Wilhelm Wundt, seorang
psikolog di abad XIX dalam bukunya yang berjudul Volkespsychologie juga
membicarakan mengenai kemunculan bahasa.
Dalam Teori Isyarat (The Gesture Theory) yang dibuatnya, bahwa bahasa
isyarat timbul dari emosi dan gerakan-gerakan ekspresif yang tak disadari.
Komunikasi gagasan-gagasan dilakukan dengan gerakan-gerakan tangan yang
membantu gerakan-gerakan mimetik wajah seseorang, yaitu
gerakan ekspresif untuk menyatakan emosi dan perasaan. Selain gerakan
mimetik dan gerakan pantomimetik (pengungkapan ide)
yang sudah ada, kemampuan untuk mendengar juga memungkinkan manusia untuk
menciptakan jenis gerakan yang ketiga, yaitu gerakan artikulatoris.

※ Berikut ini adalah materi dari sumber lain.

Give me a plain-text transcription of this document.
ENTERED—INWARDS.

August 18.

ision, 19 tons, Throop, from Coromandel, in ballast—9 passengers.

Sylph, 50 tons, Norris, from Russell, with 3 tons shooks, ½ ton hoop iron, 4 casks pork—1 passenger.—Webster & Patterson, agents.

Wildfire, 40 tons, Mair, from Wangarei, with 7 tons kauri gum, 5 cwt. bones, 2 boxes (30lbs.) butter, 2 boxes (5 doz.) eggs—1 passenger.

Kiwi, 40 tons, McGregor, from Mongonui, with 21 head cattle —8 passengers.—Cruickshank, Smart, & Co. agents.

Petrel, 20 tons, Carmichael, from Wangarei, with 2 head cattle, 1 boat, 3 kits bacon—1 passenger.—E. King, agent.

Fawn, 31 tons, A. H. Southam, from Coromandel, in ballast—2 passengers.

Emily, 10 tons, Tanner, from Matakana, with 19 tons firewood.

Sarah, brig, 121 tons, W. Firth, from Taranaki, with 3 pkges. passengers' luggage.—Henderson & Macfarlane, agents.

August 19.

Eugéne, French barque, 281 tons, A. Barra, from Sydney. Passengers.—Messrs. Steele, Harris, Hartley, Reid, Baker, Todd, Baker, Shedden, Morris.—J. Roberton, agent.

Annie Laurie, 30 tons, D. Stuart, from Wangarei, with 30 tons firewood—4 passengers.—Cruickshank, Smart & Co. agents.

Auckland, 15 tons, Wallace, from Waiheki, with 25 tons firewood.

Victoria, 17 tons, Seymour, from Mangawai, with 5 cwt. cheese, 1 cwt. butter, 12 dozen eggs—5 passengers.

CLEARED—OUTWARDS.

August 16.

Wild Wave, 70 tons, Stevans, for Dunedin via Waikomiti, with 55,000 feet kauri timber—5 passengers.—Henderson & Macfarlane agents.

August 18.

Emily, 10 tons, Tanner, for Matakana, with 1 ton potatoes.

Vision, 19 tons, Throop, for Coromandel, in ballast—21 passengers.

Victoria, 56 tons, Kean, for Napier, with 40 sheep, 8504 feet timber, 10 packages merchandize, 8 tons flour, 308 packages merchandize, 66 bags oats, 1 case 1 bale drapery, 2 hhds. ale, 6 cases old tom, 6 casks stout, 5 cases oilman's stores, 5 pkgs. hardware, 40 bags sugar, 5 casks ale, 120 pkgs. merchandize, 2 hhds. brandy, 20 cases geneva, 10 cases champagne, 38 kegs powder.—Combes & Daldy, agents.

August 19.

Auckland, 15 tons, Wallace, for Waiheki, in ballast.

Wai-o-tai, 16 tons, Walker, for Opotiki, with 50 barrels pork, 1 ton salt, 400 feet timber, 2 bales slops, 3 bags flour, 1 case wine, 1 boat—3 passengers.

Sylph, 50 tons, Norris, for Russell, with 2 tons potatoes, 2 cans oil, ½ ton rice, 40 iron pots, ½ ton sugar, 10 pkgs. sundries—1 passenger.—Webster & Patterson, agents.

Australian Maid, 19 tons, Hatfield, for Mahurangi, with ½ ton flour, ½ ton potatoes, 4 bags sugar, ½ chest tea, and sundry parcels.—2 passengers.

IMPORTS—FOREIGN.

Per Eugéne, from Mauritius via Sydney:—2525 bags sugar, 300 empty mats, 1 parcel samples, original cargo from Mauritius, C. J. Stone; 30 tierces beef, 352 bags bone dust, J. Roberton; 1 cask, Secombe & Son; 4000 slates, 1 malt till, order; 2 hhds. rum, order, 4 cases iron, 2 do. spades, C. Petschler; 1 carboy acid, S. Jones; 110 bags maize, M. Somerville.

Dalam perkembangan selanjutnya, gerakan artikulatoris menjadi lebih penting
dibanding kedua gerakan lainnya.
Setelah menguaraikan
tiga bidang penelitian mengenai bahasa anak-anak, bahasa suku-suku
primitif, dan sejarah bahasa-bahasa, Jespersen, seorang filolog Denmark, menyimpulkan
bahwa bahasa primitif menyerupai bahasa anak-anak. Hal ini
terangkum dalam teori yang dikembangkannya, yaitu Teori Permainan Vokal. Pada awalnya, bahasa manusia berupa
dengungan seperti nyanyian yang tidak bermakna yang kemudian berkembang menjadi
sebuah wujud ungkapan yang semakin jelas dan teratur. Jespersen beranggapan
bahwa bahasa manusia mula-mula bersifat puitis. Oleh karena itu, dalam teori
ini terlihat bahwa pernyataan ideasional dan emosional dapat diungkapkan secara
beriringan.
Dalam bukunya Human
Speech, Sir Richard Speech mengemukakan teori mengenai asal usul bahasa
yang disebut dengan Teori Isyarat
Oral. Berikut adalah beberapa argumennya: “Pada mulanya manusia
menyatakan gagasannya dengan isyarat tangan, tetapi tanpa sadar isyarat tangan
itu diikuti juga oleh gerakan lidah, bibir, dan rahang. Ketika manusia
melakukan isyarat dengan lidah, bibir, dan rahang maka udara yang dihembuskan
melalui mulut (oral) atau lubang hidung akan mengeluarkan pula isyarat-isyarat
yang dapat didengar sebagai ujaran berbisik. Paget selanjutnya memperlihatkan
kesamaan antara bunyi-bunyi ‘sintetik’ dan beberapa kata dari bahasa primitif.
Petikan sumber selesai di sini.